June 8 through 10, the Miami Marlins will officially morph back into their former selves for a three-day celebration of the team's 25th anniversary. Out will be the flashy, rainbow-kaleidoscope Miami Marlins logo. In will be the old-school Florida Marlins uniforms complete with the classic teal caps the team wore from 1993 until 2012.

Not only will Florida Marlins uniforms return, but also 1993 ticket prices will be back. Seats in the upper deck are available this weekend for the same price as an adult general-admission ticket on Opening Day 1993: $4. Yup, this weekend, you can go to a Marlins game for less than you spend on your favorite Starbucks beverage.

Fans haven't been shy in letting the team know they'd prefer to do away with the Miami Marlins in favor of a move back to the old identity. The reaction has been so intense some have suggested the Marlins should seriously retire the Loria-era attire and name and make a permanent move back to the identity they had when the Marlins were two-time world champions.

Though going back to being the Florida Marlins only seven years after rebranding as the Miami Marlins might seem insane, Derek Jeter should seriously consider it. Jeter has made it abundantly clear that his front office is open to walking away from anything and everything Loria and the old ownership did. Jeter is taking people to court to get rid of the home-run sculpture in center field, so he probably also hates the Marlins' absurd uniforms and color scheme.

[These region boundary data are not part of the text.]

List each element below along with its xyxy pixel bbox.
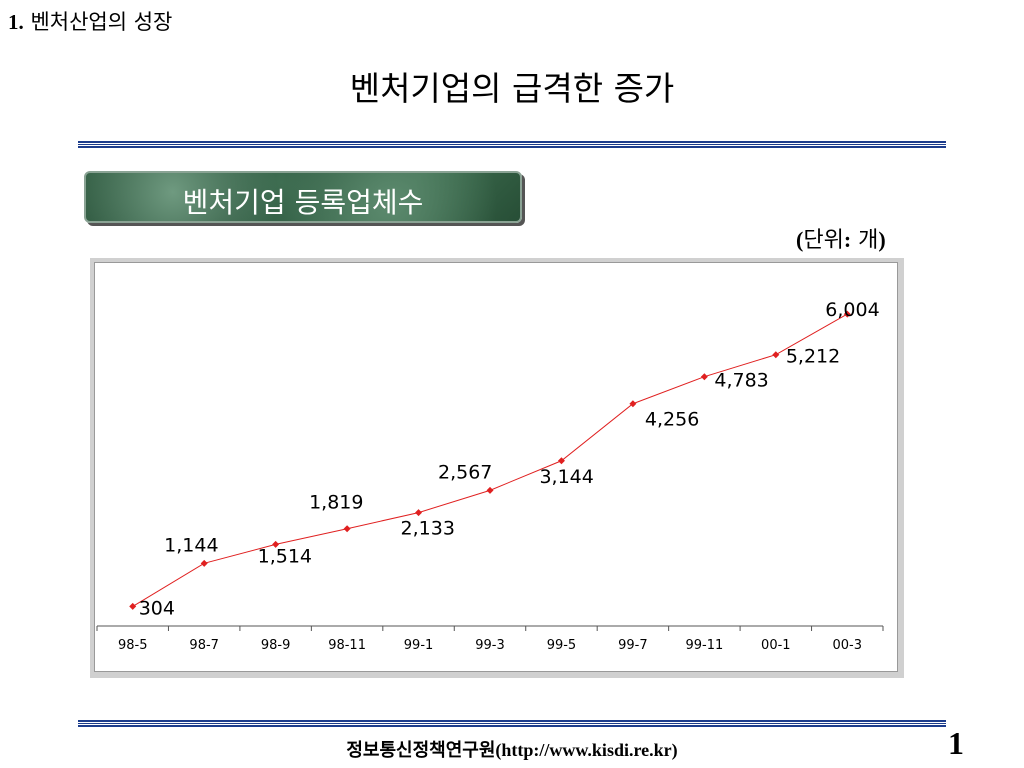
x-tick-label: 98-7 [189,638,219,653]
unit-label: (단위: 개) [796,222,886,254]
data-label: 1,819 [309,492,363,514]
data-label: 4,783 [714,370,768,392]
page-number: 1 [948,725,964,761]
x-tick-label: 98-5 [118,638,148,653]
x-tick-label: 99-5 [547,638,577,653]
footer: 정보통신정책연구원(http://www.kisdi.re.kr) [0,736,1024,762]
unit-colon: : [843,227,852,252]
section-title: 벤처산업의 성장 [30,10,173,34]
banner-title: 벤처기업 등록업체수 [182,186,424,219]
data-label: 2,133 [401,518,455,540]
data-point [272,540,280,548]
x-tick-label: 98-11 [328,638,366,653]
data-label: 4,256 [645,409,699,431]
data-point [772,351,780,359]
x-tick-label: 99-3 [475,638,505,653]
data-point [200,559,208,567]
data-label: 5,212 [786,346,840,368]
chart-banner: 벤처기업 등록업체수 [84,171,522,223]
data-point [415,509,423,517]
data-point [629,400,637,408]
top-divider [78,141,946,148]
data-label: 1,144 [164,534,218,556]
data-label: 304 [139,597,175,619]
data-point [129,602,137,610]
x-tick-label: 99-11 [685,638,723,653]
data-label: 1,514 [258,545,312,567]
x-tick-label: 00-3 [833,638,863,653]
unit-value: 개 [851,228,879,253]
footer-org: 정보통신정책연구원 [346,740,496,761]
bottom-divider [78,720,946,727]
data-point [486,486,494,494]
chart-area [94,262,898,672]
x-tick-label: 00-1 [761,638,791,653]
data-point [700,373,708,381]
section-heading: 1. 벤처산업의 성장 [8,6,172,36]
section-number: 1. [8,10,24,34]
data-label: 3,144 [539,466,593,488]
footer-url: (http://www.kisdi.re.kr) [495,740,678,760]
page-title: 벤처기업의 급격한 증가 [349,69,675,108]
data-label: 2,567 [438,461,492,483]
x-tick-label: 99-7 [618,638,648,653]
unit-close-paren: ) [878,227,886,252]
data-point [557,457,565,465]
series-line [132,313,848,607]
data-point [343,525,351,533]
x-tick-label: 99-1 [404,638,434,653]
data-label: 6,004 [825,299,879,321]
unit-open-paren: ( [796,227,804,252]
x-tick-label: 98-9 [261,638,291,653]
unit-text: 단위 [803,228,844,253]
data-point [843,310,851,318]
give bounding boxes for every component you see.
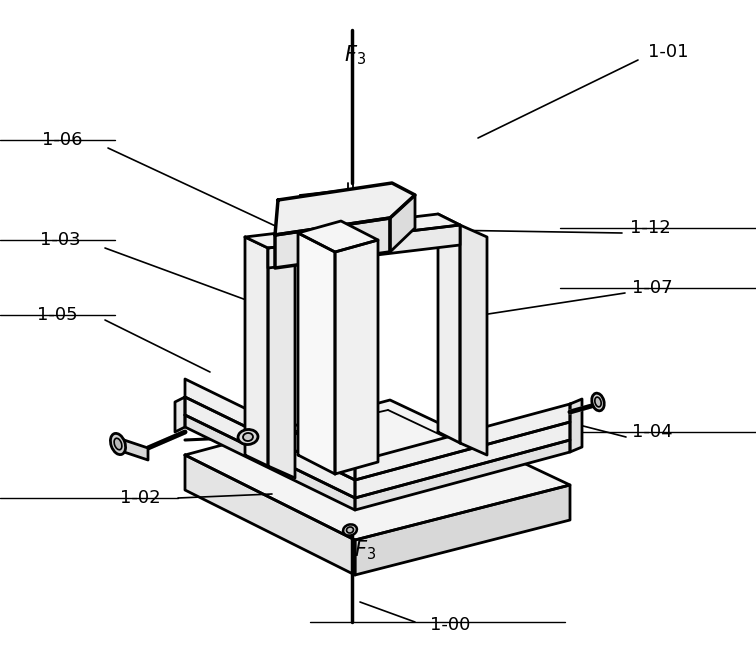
Text: 1-03: 1-03 bbox=[39, 231, 80, 249]
Text: 1-06: 1-06 bbox=[42, 131, 82, 149]
Polygon shape bbox=[268, 248, 295, 478]
Ellipse shape bbox=[595, 397, 601, 407]
Ellipse shape bbox=[238, 430, 258, 445]
Polygon shape bbox=[185, 400, 570, 540]
Polygon shape bbox=[275, 183, 415, 235]
Ellipse shape bbox=[110, 434, 125, 455]
Text: 1-04: 1-04 bbox=[632, 423, 673, 441]
Text: $F_3$: $F_3$ bbox=[344, 43, 366, 67]
Polygon shape bbox=[298, 233, 335, 474]
Polygon shape bbox=[570, 399, 582, 452]
Ellipse shape bbox=[592, 393, 604, 411]
Ellipse shape bbox=[343, 524, 357, 535]
Polygon shape bbox=[355, 422, 570, 498]
Polygon shape bbox=[275, 218, 390, 268]
Polygon shape bbox=[245, 237, 268, 466]
Text: 1-12: 1-12 bbox=[630, 219, 671, 237]
Polygon shape bbox=[335, 240, 378, 474]
Polygon shape bbox=[245, 214, 460, 248]
Polygon shape bbox=[355, 404, 570, 480]
Text: 1-07: 1-07 bbox=[632, 279, 673, 297]
Polygon shape bbox=[185, 397, 355, 498]
Polygon shape bbox=[268, 225, 460, 268]
Ellipse shape bbox=[114, 438, 122, 450]
Text: 1-01: 1-01 bbox=[648, 43, 689, 61]
Polygon shape bbox=[185, 415, 355, 510]
Ellipse shape bbox=[243, 433, 253, 441]
Polygon shape bbox=[355, 440, 570, 510]
Text: 1-00: 1-00 bbox=[430, 616, 470, 634]
Polygon shape bbox=[185, 379, 355, 480]
Text: 1-02: 1-02 bbox=[119, 489, 160, 507]
Polygon shape bbox=[355, 485, 570, 575]
Polygon shape bbox=[185, 455, 355, 575]
Polygon shape bbox=[175, 397, 185, 432]
Polygon shape bbox=[390, 195, 415, 252]
Text: $F_3$: $F_3$ bbox=[354, 538, 376, 562]
Text: 1-05: 1-05 bbox=[37, 306, 77, 324]
Polygon shape bbox=[298, 221, 378, 252]
Polygon shape bbox=[460, 225, 487, 455]
Polygon shape bbox=[438, 214, 460, 443]
Ellipse shape bbox=[346, 527, 354, 533]
Polygon shape bbox=[118, 438, 148, 460]
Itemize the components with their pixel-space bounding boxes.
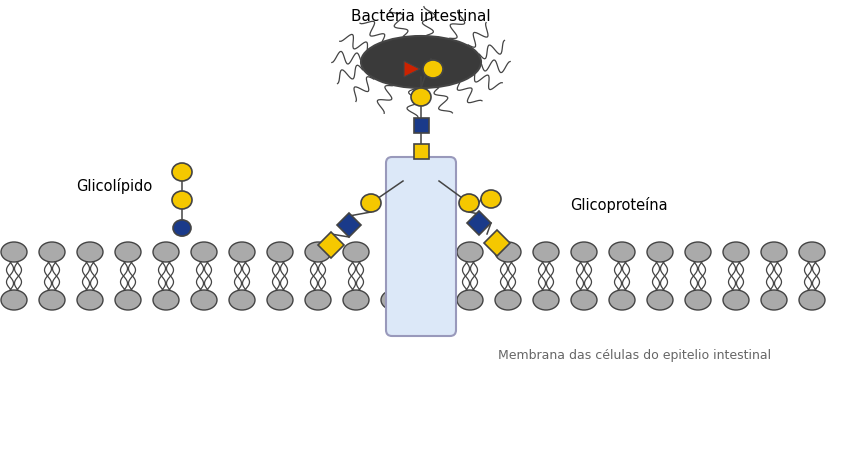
Ellipse shape xyxy=(172,163,192,181)
Text: Bactéria intestinal: Bactéria intestinal xyxy=(351,9,491,24)
Ellipse shape xyxy=(343,242,369,262)
Bar xyxy=(413,144,429,158)
Bar xyxy=(413,118,429,133)
Ellipse shape xyxy=(647,290,673,310)
Ellipse shape xyxy=(571,290,597,310)
FancyBboxPatch shape xyxy=(386,157,456,336)
Ellipse shape xyxy=(172,191,192,209)
Ellipse shape xyxy=(481,190,501,208)
Ellipse shape xyxy=(457,290,483,310)
Ellipse shape xyxy=(343,290,369,310)
Text: Glicolípido: Glicolípido xyxy=(76,178,152,194)
Polygon shape xyxy=(484,230,510,256)
Ellipse shape xyxy=(761,290,787,310)
Ellipse shape xyxy=(495,242,521,262)
Ellipse shape xyxy=(1,242,27,262)
Ellipse shape xyxy=(609,242,635,262)
Ellipse shape xyxy=(229,290,255,310)
Ellipse shape xyxy=(411,88,431,106)
Ellipse shape xyxy=(381,290,407,310)
Ellipse shape xyxy=(267,290,293,310)
Ellipse shape xyxy=(267,242,293,262)
Ellipse shape xyxy=(305,242,331,262)
Ellipse shape xyxy=(115,242,141,262)
Text: Membrana das células do epitelio intestinal: Membrana das células do epitelio intesti… xyxy=(498,348,771,362)
Ellipse shape xyxy=(361,36,481,88)
Ellipse shape xyxy=(533,242,559,262)
Ellipse shape xyxy=(799,290,825,310)
Ellipse shape xyxy=(153,242,179,262)
Ellipse shape xyxy=(609,290,635,310)
Ellipse shape xyxy=(571,242,597,262)
Ellipse shape xyxy=(191,290,217,310)
Ellipse shape xyxy=(39,290,65,310)
Polygon shape xyxy=(337,213,361,237)
Ellipse shape xyxy=(77,242,103,262)
Ellipse shape xyxy=(647,242,673,262)
Ellipse shape xyxy=(361,194,381,212)
Ellipse shape xyxy=(685,290,711,310)
Ellipse shape xyxy=(1,290,27,310)
Ellipse shape xyxy=(39,242,65,262)
Ellipse shape xyxy=(173,220,191,236)
Ellipse shape xyxy=(229,242,255,262)
Ellipse shape xyxy=(457,242,483,262)
Ellipse shape xyxy=(191,242,217,262)
Polygon shape xyxy=(404,61,420,77)
Ellipse shape xyxy=(723,242,749,262)
Polygon shape xyxy=(318,232,344,258)
Ellipse shape xyxy=(153,290,179,310)
Ellipse shape xyxy=(305,290,331,310)
Ellipse shape xyxy=(495,290,521,310)
Ellipse shape xyxy=(459,194,479,212)
Text: Glicoproteína: Glicoproteína xyxy=(570,197,668,213)
Ellipse shape xyxy=(761,242,787,262)
Ellipse shape xyxy=(799,242,825,262)
Ellipse shape xyxy=(115,290,141,310)
Ellipse shape xyxy=(685,242,711,262)
Ellipse shape xyxy=(419,290,445,310)
Ellipse shape xyxy=(723,290,749,310)
Ellipse shape xyxy=(533,290,559,310)
Ellipse shape xyxy=(77,290,103,310)
Polygon shape xyxy=(467,211,491,235)
Ellipse shape xyxy=(423,60,443,78)
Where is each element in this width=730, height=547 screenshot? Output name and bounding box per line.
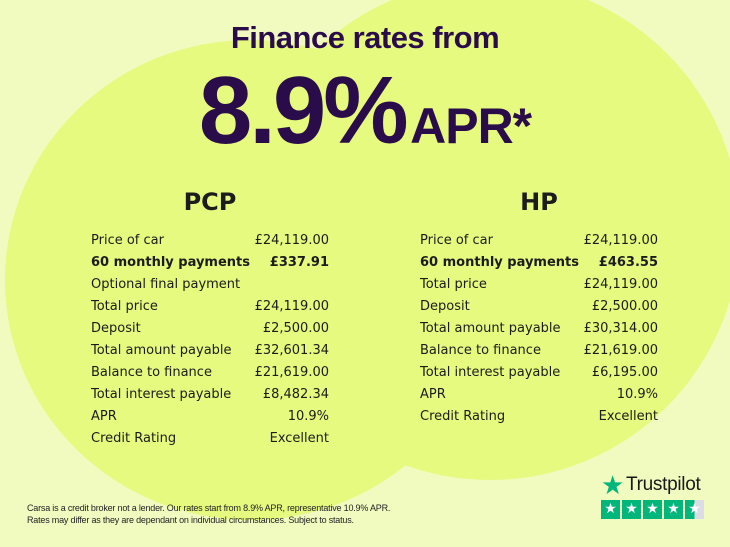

After all, Jeter knows the Marlins as the team that beat his New York Yankees in the 2003 World Series. The Florida Marlins, not the Miami Marlins, pulled off that feat. It wouldn't surprise anyone if he changed the team back to the one fans fell in love with from 1993 to 2011 and walked away from since it became the loser, bad-luck Miami Marlins.

One thing is clear: The fans want their teal Fish back. And that should be enough.